Tanzania occupies a total land of 364,898 square miles in East Africa, south of Kenya and Uganda, and east of Burundi, Rwanda and Congo—with an estimated population of 50 million people (slightly less than twice that of Texas). English and Kiswahili are both official languages; ethnic composition include native Africans, Asians, Europeans and Arabs. These groups have diverse religious believes including 35% Islam, 30% Christians, and about 35% indigenous and other religions.
Tanzania has three of Africa’s best-known lakes—Victoria, Tanganyika, and Nyasa. It is also the home of Mount Kilimanjaro (19,340 feet), a snow-caped, highest point on the continent. Tanzania’s Serengeti reserves is the continent’s most diverse and largest concentration of plains animals–a breathtaking spectacle that features more than one million wildebeest, 500,000 gazelles and 250,000 zebras on the move.

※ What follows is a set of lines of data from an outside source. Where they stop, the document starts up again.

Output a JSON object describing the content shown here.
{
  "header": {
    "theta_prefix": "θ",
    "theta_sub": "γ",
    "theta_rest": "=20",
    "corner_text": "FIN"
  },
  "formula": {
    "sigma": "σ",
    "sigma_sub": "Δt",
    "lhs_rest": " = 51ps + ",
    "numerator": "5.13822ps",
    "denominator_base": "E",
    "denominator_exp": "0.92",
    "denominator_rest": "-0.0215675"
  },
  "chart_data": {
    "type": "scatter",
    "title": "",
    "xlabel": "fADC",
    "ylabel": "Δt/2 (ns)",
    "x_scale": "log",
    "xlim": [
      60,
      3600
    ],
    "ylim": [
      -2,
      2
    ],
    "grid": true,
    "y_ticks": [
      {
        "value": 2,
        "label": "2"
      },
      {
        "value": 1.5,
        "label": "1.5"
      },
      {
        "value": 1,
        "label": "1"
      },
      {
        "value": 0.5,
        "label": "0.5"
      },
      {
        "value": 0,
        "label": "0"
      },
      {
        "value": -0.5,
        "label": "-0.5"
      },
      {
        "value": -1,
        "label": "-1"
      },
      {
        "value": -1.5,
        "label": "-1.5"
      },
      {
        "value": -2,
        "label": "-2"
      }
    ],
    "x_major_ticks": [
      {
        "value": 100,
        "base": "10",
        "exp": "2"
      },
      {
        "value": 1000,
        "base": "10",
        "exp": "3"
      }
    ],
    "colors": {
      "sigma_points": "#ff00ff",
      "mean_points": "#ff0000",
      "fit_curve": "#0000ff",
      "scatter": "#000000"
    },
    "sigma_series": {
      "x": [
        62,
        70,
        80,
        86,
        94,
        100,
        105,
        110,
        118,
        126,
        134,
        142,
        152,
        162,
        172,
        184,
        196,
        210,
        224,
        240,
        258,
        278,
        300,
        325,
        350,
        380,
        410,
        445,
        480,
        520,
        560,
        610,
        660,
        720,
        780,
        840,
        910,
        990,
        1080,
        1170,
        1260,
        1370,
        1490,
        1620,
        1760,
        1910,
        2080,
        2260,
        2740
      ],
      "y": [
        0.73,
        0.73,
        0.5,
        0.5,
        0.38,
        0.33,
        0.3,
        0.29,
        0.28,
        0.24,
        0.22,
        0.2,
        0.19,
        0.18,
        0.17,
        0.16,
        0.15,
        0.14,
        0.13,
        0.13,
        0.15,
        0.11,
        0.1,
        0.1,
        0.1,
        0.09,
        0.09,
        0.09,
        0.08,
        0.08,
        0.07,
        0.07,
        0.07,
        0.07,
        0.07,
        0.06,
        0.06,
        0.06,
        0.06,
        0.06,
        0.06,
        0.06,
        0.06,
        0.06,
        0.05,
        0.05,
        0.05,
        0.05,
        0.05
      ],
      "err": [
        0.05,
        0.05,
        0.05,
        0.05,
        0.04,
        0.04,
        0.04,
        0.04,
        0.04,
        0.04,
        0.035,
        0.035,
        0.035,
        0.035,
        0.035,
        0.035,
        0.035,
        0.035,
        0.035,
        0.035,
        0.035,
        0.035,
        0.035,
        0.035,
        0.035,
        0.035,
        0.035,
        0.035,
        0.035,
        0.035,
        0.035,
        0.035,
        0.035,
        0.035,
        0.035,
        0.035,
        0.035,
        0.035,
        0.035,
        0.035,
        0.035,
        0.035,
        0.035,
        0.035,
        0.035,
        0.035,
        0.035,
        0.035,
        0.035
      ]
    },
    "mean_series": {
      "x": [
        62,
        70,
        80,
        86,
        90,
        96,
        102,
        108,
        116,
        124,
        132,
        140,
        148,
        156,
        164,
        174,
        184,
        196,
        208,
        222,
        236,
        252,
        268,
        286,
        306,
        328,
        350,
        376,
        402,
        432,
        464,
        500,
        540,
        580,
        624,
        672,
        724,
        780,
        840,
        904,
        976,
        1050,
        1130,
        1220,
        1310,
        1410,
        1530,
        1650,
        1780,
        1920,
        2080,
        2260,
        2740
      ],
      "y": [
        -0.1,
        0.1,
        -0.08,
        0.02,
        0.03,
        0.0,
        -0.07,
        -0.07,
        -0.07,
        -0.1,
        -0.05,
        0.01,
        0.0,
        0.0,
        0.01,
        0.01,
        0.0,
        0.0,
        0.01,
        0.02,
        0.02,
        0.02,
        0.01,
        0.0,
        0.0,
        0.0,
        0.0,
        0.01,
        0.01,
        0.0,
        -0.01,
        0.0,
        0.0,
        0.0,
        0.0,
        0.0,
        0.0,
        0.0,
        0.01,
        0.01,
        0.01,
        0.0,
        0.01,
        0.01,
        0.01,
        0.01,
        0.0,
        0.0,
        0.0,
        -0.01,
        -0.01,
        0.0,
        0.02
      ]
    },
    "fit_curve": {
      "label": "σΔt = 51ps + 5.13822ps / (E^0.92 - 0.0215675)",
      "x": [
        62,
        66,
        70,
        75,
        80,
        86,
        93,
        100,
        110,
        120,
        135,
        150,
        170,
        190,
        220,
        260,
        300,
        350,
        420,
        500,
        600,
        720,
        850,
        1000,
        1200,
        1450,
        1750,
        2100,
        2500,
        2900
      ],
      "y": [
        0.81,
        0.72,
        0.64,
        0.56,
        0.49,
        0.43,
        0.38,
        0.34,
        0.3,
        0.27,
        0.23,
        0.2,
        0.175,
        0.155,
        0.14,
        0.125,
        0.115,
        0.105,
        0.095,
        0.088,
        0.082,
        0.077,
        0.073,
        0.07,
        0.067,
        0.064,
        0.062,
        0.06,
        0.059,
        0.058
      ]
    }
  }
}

The famous Olduvai Gorge, the cradle of mankind is in northern Tanzania; it is an internationally recognized for Louis and Mary Leakey’s famous discoveries of early humans. Research at Olduvai has produced an unparalleled wealth of archaeological data for the study of some key phases of early human evolution.
In recent years, Tanzania has enjoyed economic growth in upward of 7%. While agriculture has been the mainstay for many Tanzanians (80%), the government has launched an industrialization program, currently inviting investors from outside the country.